What all of this indicates is that Washington is currently engaged in waging a New Cold War in the twenty-first century, justified as a struggle of democracy against autocracy—one that threatens to be far more dangerous than its twentieth-century counterpart (See John Bellamy Foster, John Ross, and Deborah Veneziale, The United States Is Waging a New Cold War [Tricontinental, September 13, 2022; also forthcoming from Monthly Review Press as Washington’s New Cold War]).

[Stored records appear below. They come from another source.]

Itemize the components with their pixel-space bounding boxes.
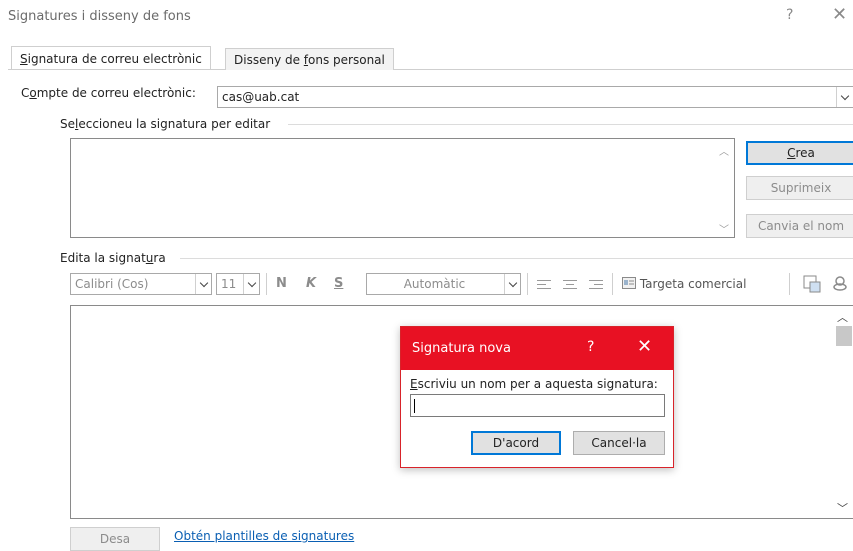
- new-signature-dialog: Signatura nova ? ✕ Escriviu un nom per a…: [400, 326, 674, 468]
- font-color-value: Automàtic: [403, 277, 466, 291]
- dialog-titlebar: Signatura nova ? ✕: [401, 327, 673, 370]
- edit-signature-label: Edita la signatura: [60, 251, 166, 265]
- bold-button[interactable]: N: [276, 276, 287, 291]
- signature-list[interactable]: ︿ ﹀: [70, 138, 735, 238]
- close-button[interactable]: ✕: [832, 4, 847, 25]
- cancel-button[interactable]: Cancel·la: [573, 431, 665, 455]
- insert-picture-icon[interactable]: [803, 275, 821, 293]
- rename-button[interactable]: Canvia el nom: [746, 214, 853, 238]
- align-left-icon[interactable]: [537, 279, 551, 291]
- get-templates-link[interactable]: Obtén plantilles de signatures: [174, 529, 354, 543]
- toolbar-separator: [612, 273, 613, 295]
- hyperlink-icon[interactable]: [831, 275, 849, 293]
- font-select[interactable]: Calibri (Cos): [70, 273, 212, 295]
- chevron-down-icon[interactable]: [504, 274, 520, 294]
- scroll-up-icon[interactable]: ︿: [719, 143, 729, 158]
- chevron-down-icon[interactable]: [243, 274, 259, 294]
- dialog-prompt: Escriviu un nom per a aquesta signatura:: [410, 377, 658, 391]
- dialog-title: Signatura nova: [412, 341, 511, 356]
- underline-button[interactable]: S: [334, 276, 343, 291]
- delete-button[interactable]: Suprimeix: [746, 176, 853, 200]
- chevron-down-icon[interactable]: [836, 87, 852, 107]
- toolbar-separator: [266, 273, 267, 295]
- scroll-up-icon[interactable]: ︿: [837, 309, 848, 325]
- dialog-help-button[interactable]: ?: [587, 339, 594, 355]
- ok-button[interactable]: D'acord: [471, 431, 561, 455]
- account-label: Compte de correu electrònic:: [21, 86, 196, 100]
- tab-strip-divider: [8, 69, 853, 70]
- group-divider: [180, 258, 853, 259]
- business-card-button[interactable]: Targeta comercial: [622, 277, 746, 291]
- business-card-icon: [622, 277, 636, 289]
- account-value: cas@uab.cat: [222, 90, 300, 104]
- chevron-down-icon[interactable]: [195, 274, 211, 294]
- window-title: Signatures i disseny de fons: [8, 9, 191, 24]
- select-signature-label: Seleccioneu la signatura per editar: [60, 117, 271, 131]
- font-color-select[interactable]: Automàtic: [366, 273, 521, 295]
- tab-email-signature[interactable]: Signatura de correu electrònic: [11, 46, 211, 69]
- toolbar-separator: [789, 273, 790, 295]
- group-divider: [288, 124, 853, 125]
- align-center-icon[interactable]: [563, 279, 577, 291]
- tab-personal-stationery[interactable]: Disseny de fons personal: [225, 48, 394, 70]
- dialog-close-button[interactable]: ✕: [637, 336, 652, 357]
- align-right-icon[interactable]: [589, 279, 603, 291]
- signature-name-input[interactable]: [410, 394, 665, 417]
- save-button[interactable]: Desa: [70, 527, 160, 551]
- font-value: Calibri (Cos): [75, 277, 149, 291]
- scroll-down-icon[interactable]: ﹀: [719, 221, 729, 236]
- account-select[interactable]: cas@uab.cat: [217, 86, 853, 108]
- font-size-select[interactable]: 11: [216, 273, 260, 295]
- scrollbar-thumb[interactable]: [836, 326, 852, 346]
- italic-button[interactable]: K: [306, 276, 316, 291]
- toolbar-separator: [527, 273, 528, 295]
- scroll-down-icon[interactable]: ﹀: [837, 500, 848, 516]
- text-caret: [414, 399, 415, 413]
- font-size-value: 11: [221, 277, 237, 291]
- new-signature-button[interactable]: Crea: [746, 141, 853, 165]
- help-button[interactable]: ?: [786, 7, 793, 23]
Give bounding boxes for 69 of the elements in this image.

It is scarcely surprising, then, that, at the very moment that the 2022 National Security Strategy was due to be released, Biden was raising before a group of wealthy political donors the specter of nuclear “Armageddon,” arising out of the further escalation of the U.S./NATO proxy war in Ukraine (David North, “Biden Warns: Prepare for Nuclear Armageddon,” World Socialist Website, October 7, 2022). As Marxist philosopher Herbert Marcuse once queried: “Does not the threat of an atomic catastrophe that could wipe out the human race serve to protect the very forces which perpetuate this danger?” (Marcuse, One Dimensional Man [Boston: Beacon, 1964), ix). What is desperately needed in this situation is a massive revival of the global peace movement aimed at steering the world away from exterminism and directed toward the creation of a new society based on substantive equality and ecological sustainability for the sake of the entire chain of human generations. There is no time to wait.
Corrections
In “Ecological Civilization, Ecological Revolution” in the October 2022 issue of MR, page 7, paragraph 2, lines 6–7 should read: “with the United States responsible for seven times as much per capita of the carbon dioxide concentrated in the atmosphere as China.”
Due to a printing error, the second page of the November 2022 “Notes from the Editors,” found on the inside back cover, was duplicated on the back cover of the issue. Subscribers should be receiving a corrected copy of the magazine in the mail.